Thursday, May 8, 2014

Twist and Shout (or Just Breathe)

When you think of twisting poses, what comes to mind? Lying on your back at the tail end of class, hugging one knee across your body? The quintessential seated twist: Half Lord of the Fishes pose? If so, you probably think of twists as very pleasant easeful poses, and if I announced twists would be the theme for our class, you might look forward to a gentle asana sequence.
And you'd be wrong! I made just this mistake years and years ago. I had somehow managed to block poses like seated prayer twist, and prayer twist lunge completely out of my head! Maybe that's not such a surprise. I mean, are those your favorite poses? They're hard.

So a regular student who's been busy moving was in the Zumba class I take on Tuesdays before teaching my class, and she was excited to get back into my yoga class again. When she explained that she'd spent a week drinking beer and moving boxes around and an interest in detoxing, I assured her I had just what the yoga instructor ordered, and her face fell. "You are going to kick my butt!" Apparently she remembered the full repertoire of twisting poses better than I did.

You don't have to be a yoga guru to know that twisting poses are supposed to detoxify the body, but you might think that's an esoteric thing, and not so much a physical reality.

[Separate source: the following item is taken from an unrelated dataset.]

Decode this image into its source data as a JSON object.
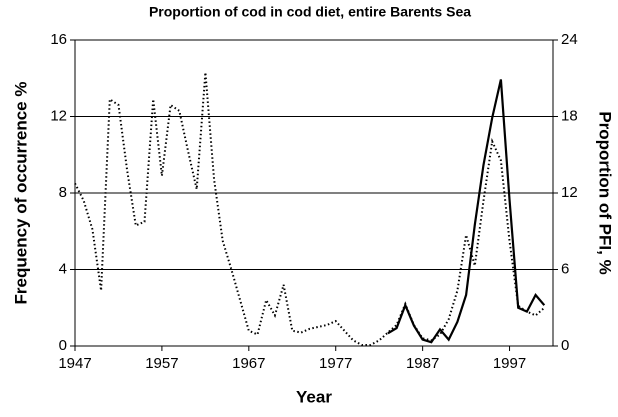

And you'd be wrong! It's true that our bodies aren't as simple a washcloth just needing to be wrung out, and while twisting may move peristalsis along a bit, your body's going to keep up its own internal elimination rhythm, but twisting helps us in other ways.

When you move your body into a deep twist, you literally put the squeeze on your organs, particularly the organs in your abdomen: liver, stomach, intestines, etc. Hold that squeeze for a couple breaths, and when you let go, a rush of fresh blood is going to flow into those organs, helping all of them to function a little better.

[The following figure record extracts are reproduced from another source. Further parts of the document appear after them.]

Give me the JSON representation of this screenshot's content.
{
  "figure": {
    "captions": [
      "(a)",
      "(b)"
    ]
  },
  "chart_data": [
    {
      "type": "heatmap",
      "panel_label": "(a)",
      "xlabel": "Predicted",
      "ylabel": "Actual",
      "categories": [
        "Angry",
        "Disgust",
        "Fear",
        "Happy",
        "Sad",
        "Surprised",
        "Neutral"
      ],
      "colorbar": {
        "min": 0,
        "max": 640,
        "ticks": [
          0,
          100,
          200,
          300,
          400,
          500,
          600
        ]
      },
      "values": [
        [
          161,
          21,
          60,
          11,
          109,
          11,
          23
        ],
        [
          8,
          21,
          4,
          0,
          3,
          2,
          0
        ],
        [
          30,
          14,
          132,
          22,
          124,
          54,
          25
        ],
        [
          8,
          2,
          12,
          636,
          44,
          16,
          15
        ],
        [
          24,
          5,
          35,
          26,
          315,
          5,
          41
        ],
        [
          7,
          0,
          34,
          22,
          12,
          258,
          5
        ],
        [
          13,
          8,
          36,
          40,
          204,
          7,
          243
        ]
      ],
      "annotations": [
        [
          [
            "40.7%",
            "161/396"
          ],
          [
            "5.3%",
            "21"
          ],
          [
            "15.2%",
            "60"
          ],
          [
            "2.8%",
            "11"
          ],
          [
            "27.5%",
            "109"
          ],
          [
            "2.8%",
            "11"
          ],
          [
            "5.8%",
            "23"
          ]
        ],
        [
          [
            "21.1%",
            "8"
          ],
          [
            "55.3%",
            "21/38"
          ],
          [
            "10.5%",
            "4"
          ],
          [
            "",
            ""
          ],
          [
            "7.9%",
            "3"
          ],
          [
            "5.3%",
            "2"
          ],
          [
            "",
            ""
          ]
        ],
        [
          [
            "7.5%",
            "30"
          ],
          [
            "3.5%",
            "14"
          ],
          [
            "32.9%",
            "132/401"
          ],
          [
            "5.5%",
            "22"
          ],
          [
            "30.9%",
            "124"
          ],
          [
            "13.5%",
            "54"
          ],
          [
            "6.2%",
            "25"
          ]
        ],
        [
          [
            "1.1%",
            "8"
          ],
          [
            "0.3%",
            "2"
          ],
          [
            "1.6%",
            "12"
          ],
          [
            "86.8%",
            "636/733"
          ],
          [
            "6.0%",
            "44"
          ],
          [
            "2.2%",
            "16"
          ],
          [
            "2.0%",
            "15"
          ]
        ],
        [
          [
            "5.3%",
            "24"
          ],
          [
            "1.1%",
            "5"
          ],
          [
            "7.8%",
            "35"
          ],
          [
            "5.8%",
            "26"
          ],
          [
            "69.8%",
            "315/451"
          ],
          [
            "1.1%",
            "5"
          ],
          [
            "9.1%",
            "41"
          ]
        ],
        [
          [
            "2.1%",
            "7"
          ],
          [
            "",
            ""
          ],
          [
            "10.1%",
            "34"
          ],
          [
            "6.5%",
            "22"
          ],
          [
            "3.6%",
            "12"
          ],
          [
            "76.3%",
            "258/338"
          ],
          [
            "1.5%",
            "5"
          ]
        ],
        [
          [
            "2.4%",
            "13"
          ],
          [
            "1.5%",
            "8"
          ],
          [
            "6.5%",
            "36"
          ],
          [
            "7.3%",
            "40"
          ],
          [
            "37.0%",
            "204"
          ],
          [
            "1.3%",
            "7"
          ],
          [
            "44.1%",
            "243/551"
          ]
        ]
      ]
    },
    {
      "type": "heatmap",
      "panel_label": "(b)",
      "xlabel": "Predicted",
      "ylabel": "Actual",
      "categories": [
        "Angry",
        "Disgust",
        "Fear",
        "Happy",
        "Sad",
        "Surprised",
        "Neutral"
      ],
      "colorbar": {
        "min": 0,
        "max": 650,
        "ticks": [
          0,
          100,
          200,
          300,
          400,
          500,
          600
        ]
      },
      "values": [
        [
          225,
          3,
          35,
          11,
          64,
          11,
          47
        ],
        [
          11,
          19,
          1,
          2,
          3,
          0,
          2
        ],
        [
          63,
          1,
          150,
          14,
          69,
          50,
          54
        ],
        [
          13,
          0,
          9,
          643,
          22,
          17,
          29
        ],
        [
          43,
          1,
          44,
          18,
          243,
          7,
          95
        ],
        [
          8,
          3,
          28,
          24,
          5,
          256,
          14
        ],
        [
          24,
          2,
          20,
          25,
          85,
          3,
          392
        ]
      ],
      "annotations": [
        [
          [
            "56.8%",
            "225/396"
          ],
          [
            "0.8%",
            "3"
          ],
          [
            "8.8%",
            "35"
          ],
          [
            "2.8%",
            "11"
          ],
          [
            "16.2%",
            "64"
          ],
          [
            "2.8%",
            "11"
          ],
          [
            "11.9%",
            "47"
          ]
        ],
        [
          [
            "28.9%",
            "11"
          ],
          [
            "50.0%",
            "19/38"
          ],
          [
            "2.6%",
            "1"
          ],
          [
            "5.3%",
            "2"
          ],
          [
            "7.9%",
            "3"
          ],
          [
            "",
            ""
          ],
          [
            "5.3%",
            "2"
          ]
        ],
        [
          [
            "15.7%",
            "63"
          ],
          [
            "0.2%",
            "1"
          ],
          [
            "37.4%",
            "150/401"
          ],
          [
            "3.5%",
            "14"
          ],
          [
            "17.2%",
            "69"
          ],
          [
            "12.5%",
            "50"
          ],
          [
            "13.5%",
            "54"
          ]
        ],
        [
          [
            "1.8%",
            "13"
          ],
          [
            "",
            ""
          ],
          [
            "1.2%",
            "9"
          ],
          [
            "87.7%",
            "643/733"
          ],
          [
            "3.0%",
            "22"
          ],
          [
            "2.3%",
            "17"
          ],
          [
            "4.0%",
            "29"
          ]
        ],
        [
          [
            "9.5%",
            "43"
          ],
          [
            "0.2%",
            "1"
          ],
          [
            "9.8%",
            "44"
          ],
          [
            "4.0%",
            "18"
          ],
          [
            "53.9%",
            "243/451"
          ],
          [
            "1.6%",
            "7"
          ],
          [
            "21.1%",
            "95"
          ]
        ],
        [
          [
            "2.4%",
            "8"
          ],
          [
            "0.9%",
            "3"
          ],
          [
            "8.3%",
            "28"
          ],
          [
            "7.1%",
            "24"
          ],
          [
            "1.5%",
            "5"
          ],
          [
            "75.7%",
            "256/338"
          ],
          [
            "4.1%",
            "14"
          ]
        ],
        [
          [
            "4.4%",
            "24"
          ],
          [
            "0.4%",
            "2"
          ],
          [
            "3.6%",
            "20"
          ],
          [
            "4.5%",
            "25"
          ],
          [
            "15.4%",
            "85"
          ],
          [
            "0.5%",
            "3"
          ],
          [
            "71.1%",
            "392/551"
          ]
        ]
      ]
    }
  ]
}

Another aspect of a detoxing yoga class is just to keep moving. Breathing is a crucial detoxifying system for humans, and so is sweating. The more you heat it up on the mat, the more your body is able to eliminate the toxins that build up in the body.

And remember, this isn't just about that non-organic salad you grabbed for a quick lunch, or the extra drink (or three) that you had last happy hour. Everything you eat and breathe has stuff in it that's good for you (at least hopefully) and stuff that if allowed to build up, would be toxic. The occasional session directed at supporting your body's waste elimination channels is never a bad idea.

If your yoga instructors don't take requests, I'd find some who do, though sometimes it's only a matter of making that request in advance. Mention it at the end of class for next week, instead of at the beginning of class for that day, if your teacher doesn't ask for requests at the beginning of class.

If you're not able to get to a yoga studio, or just prefer at home yoga, then heat it up, sweat it out, and then twist and shout! (Ok, shouting is optional, but who knows, it might be fun!) You can do a series of sun salutations and warrior sequences of course, but if you'd rather crank up the music and dance, go for a run or bike ride, or anything else that gets your heart rate up, that's fine, too. Make sure you twist equally to both sides, and it's best to start with the right, and then twist left.

The deepest twists are the ones that take advantage of the architecture of your body to give you leverage to twist against. Those are, for the most part, those favorite ones we mentioned earlier: Seated prayer twist, and prayer twist lunge. The lunging shape is frequently perceived as a little less burny for the thighs, but why not do both?
After a twisty, sweaty, detoxing yoga class, be extra cognizant of drinking lots of water, to help flush out your system, and for even more detoxing fun, add parsley, cilantro, and/or dandelion greens to your next green smoothie.

Will you add some twisting poses to your next yoga practice? Do you feel comfortable making requests of your yoga teachers? Let's chat in the comments!